The case of CDC aligns with the lattermost studies, demonstrating that neoliberal globalization was quite tangible as early as the 1970s. But CDC’s activities in Central and Eastern Europe reveal the other side of globalization—not global financial integration, but the internationalization of production. The development of globalization ran through not only the realms of ideas and finance, but also through Romania’s national computer industry.

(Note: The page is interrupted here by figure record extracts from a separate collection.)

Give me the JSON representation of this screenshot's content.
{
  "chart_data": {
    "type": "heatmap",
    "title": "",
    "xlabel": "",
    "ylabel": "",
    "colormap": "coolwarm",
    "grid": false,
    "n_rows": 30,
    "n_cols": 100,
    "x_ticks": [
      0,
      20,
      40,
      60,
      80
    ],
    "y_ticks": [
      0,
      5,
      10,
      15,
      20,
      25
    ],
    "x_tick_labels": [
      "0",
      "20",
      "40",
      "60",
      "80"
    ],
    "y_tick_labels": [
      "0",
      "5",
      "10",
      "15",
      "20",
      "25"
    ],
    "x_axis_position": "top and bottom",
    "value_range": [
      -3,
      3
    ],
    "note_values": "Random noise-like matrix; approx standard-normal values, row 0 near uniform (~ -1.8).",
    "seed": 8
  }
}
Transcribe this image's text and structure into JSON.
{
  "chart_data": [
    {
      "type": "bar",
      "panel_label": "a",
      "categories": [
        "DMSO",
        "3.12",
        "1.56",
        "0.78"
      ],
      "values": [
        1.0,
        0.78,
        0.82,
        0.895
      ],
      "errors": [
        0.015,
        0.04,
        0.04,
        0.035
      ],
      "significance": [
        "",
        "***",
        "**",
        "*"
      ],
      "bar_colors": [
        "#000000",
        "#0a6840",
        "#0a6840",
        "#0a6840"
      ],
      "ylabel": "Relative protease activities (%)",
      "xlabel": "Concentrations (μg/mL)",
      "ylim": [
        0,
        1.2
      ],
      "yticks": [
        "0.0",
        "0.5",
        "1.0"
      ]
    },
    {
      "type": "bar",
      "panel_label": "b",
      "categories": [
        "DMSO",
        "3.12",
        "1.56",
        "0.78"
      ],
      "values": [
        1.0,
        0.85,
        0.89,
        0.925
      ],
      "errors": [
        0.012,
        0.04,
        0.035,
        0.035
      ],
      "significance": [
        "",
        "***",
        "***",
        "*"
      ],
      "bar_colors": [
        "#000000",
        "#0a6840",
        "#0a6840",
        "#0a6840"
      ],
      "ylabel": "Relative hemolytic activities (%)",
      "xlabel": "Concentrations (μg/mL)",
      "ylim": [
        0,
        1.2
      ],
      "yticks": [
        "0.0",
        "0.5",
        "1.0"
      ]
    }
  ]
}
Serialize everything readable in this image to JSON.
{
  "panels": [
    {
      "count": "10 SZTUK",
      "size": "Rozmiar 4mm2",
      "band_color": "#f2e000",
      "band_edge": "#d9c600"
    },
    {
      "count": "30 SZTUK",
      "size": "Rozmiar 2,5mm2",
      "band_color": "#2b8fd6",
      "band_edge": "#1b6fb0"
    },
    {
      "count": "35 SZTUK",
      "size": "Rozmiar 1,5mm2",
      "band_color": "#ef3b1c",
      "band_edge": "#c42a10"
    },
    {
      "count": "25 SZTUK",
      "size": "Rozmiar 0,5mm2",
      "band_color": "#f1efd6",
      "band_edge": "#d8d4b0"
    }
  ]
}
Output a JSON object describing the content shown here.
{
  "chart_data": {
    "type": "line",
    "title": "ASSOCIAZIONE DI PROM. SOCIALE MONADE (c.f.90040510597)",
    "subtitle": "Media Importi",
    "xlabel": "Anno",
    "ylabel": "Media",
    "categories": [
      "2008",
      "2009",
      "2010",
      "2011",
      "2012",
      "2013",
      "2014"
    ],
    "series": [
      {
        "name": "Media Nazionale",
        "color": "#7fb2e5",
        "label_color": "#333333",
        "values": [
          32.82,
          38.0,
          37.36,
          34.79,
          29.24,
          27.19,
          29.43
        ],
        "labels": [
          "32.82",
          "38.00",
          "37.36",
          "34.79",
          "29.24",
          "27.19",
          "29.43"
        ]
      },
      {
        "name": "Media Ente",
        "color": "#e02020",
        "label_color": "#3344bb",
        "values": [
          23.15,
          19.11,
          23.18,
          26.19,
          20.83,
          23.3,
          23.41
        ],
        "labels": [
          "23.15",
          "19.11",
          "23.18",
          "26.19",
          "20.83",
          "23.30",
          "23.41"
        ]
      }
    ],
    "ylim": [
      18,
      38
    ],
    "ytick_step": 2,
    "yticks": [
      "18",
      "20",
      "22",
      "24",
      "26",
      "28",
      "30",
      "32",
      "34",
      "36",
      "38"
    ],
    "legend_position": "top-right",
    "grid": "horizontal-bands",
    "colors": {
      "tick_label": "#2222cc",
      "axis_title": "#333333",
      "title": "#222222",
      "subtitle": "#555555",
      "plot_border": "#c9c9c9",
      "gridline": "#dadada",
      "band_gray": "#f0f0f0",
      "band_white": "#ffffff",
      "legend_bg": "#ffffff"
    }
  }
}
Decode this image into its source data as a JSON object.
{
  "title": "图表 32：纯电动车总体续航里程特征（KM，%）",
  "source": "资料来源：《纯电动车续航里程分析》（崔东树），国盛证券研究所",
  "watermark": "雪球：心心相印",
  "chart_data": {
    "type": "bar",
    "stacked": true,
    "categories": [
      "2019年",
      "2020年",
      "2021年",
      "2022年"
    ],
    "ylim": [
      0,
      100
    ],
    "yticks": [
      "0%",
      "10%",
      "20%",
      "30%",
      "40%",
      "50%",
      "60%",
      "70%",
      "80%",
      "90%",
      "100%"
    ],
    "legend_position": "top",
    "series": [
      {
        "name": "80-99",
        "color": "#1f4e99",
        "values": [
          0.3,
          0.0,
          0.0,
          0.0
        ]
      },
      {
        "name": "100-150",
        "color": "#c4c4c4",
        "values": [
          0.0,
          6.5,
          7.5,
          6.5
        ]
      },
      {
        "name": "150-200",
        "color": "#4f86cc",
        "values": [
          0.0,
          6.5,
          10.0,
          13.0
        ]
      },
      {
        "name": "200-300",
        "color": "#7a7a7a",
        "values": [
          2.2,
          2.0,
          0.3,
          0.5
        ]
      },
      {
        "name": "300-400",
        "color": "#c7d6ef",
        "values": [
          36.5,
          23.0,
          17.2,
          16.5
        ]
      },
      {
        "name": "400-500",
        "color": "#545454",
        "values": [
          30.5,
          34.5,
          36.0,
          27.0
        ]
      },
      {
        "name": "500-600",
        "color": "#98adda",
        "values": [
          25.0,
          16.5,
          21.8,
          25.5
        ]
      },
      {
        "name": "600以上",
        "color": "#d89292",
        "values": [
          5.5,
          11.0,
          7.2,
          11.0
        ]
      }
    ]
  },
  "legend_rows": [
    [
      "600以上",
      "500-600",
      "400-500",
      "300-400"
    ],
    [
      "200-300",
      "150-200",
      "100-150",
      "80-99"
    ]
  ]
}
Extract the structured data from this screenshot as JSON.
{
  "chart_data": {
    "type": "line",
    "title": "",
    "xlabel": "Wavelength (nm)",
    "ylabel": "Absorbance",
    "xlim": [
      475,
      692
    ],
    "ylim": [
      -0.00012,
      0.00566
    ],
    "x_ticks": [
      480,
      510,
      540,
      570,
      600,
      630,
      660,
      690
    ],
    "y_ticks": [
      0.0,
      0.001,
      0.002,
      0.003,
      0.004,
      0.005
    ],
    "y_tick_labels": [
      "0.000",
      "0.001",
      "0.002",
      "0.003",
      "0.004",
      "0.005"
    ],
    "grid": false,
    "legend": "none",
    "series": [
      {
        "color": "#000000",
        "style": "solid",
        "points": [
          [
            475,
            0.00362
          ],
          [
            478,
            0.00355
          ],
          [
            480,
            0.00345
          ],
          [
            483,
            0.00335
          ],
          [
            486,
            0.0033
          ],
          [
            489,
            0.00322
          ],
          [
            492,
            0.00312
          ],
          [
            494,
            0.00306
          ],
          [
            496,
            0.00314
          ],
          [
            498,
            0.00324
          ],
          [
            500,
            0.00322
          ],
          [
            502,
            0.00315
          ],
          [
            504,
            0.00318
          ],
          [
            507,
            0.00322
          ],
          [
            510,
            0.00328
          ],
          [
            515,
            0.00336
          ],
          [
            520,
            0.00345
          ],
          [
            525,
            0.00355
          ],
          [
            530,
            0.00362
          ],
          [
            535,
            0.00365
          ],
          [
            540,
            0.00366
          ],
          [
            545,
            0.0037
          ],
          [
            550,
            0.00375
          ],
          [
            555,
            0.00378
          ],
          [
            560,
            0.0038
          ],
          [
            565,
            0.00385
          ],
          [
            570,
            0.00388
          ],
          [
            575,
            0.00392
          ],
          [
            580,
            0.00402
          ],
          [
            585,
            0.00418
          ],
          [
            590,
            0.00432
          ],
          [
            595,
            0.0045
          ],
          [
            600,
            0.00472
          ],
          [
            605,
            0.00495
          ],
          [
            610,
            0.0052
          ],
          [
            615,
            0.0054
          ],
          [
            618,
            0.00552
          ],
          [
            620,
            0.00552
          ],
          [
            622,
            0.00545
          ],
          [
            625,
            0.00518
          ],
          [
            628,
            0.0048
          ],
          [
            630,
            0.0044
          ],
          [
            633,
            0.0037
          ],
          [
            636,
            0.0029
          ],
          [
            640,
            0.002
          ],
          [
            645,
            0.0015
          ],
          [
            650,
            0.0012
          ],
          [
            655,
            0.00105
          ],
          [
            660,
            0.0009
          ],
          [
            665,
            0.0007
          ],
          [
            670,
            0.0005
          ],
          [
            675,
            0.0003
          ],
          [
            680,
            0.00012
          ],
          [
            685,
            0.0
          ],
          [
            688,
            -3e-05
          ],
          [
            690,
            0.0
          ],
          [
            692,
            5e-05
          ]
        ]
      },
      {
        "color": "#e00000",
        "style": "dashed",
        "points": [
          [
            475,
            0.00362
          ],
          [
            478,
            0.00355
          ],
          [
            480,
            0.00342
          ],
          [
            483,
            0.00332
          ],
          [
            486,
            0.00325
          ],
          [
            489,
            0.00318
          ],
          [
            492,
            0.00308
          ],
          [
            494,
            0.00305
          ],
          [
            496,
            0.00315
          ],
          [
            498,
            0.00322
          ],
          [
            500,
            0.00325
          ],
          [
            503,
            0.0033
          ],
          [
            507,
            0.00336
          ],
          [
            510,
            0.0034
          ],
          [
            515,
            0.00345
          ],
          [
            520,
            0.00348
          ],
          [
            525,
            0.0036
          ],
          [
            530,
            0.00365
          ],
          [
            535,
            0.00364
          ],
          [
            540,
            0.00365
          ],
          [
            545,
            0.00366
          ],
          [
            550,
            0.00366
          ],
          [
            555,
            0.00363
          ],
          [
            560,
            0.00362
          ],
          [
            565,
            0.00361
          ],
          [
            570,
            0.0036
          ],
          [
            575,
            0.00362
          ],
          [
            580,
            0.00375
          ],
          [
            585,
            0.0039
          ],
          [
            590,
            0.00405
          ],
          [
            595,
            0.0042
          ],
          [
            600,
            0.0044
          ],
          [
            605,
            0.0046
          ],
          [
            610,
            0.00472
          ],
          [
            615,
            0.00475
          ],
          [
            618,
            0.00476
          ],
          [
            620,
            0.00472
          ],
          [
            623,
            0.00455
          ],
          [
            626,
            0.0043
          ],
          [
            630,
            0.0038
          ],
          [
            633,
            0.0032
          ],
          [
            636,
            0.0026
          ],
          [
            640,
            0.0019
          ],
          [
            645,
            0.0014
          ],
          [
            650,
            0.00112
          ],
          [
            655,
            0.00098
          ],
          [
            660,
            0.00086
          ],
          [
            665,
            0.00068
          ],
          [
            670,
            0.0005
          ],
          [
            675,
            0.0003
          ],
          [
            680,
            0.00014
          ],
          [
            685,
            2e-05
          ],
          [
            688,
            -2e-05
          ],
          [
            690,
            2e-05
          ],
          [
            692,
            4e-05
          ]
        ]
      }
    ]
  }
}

A study of CDC’s ventures in the Eastern Bloc helps us consider the economic imbalances inherent to internationalized production. In fact, the geographic dispersal of the firm’s commercial relations abroad could be seen as a kind of proto-global value chain (GVC). The supply chain CDC was hoping to construct for computer peripherals in Central and Eastern Europe adhered to a smile curve—meaning, the so-called higher value stages of production (i.e. R&D, design, and trademarking) were largely located in the United States, while the lower ones (i.e. parts and components and assembly) were outsourced to low-wage countries, such as Romania. The higher value stages of production were effectively governed by an intellectual monopoly: technical knowledge was enclosed and thereafter leveraged to create global commercial dependencies.

CDC’s activities in the Eastern Bloc challenge the image of a standard global value chain; the firm was not explicitly scouting cheaper labor, but more distinctively market access. The firm was, thus, advancing intellectual property rights for computer technology in tandem with the geography of the Cold War to gain a global market advantage with political ramifications, ones that the State Department found highly favorable during the Nixinger-era and less so under Ford. This Cold War context helps to magnify the geopolitical embeddedness of internationalized production—a dynamic with new relevance today. Just look at Trump’s “war” on Huawei. Arguably, there isn’t a more striking contemporary example of the geo-politicization of technology transfers.

In turn, returning to the contest between CDC and the DOD, this competition throws the open secret about globalization into sharper relief: globalization is just as much a political project as an economic one. This is perhaps somewhat obvious regarding the DOD, whose attempts to insert itself as a supervisory power over “intangible,” high-tech global knowledge flows proves inextricable from the ambitions of a newly emboldened Cold War national security state. However, CDC’s efforts to globalize production likewise look eerily imperial in its efforts to leverage the ownership of technical knowledge to create global dependencies.

In other words, CDC’s ventures behind the Iron Curtain reveal that globalization was never really about making ‘free’ markets. The fight over trade terms was, and increasingly is, an embittered one, inextricable from the explicit interests of ad hoc international actors—ranging from firms and domestic agencies to states and economic blocs. Technology transfers, although often framed as a mechanism to share or ‘democratize’ information, instead should be understood as fine-tuned instruments deployed exclusively to benefit the arbiter.

1. John Lewis Gaddis, George F. Kennan: An American Life, Penguin Random House, 2012.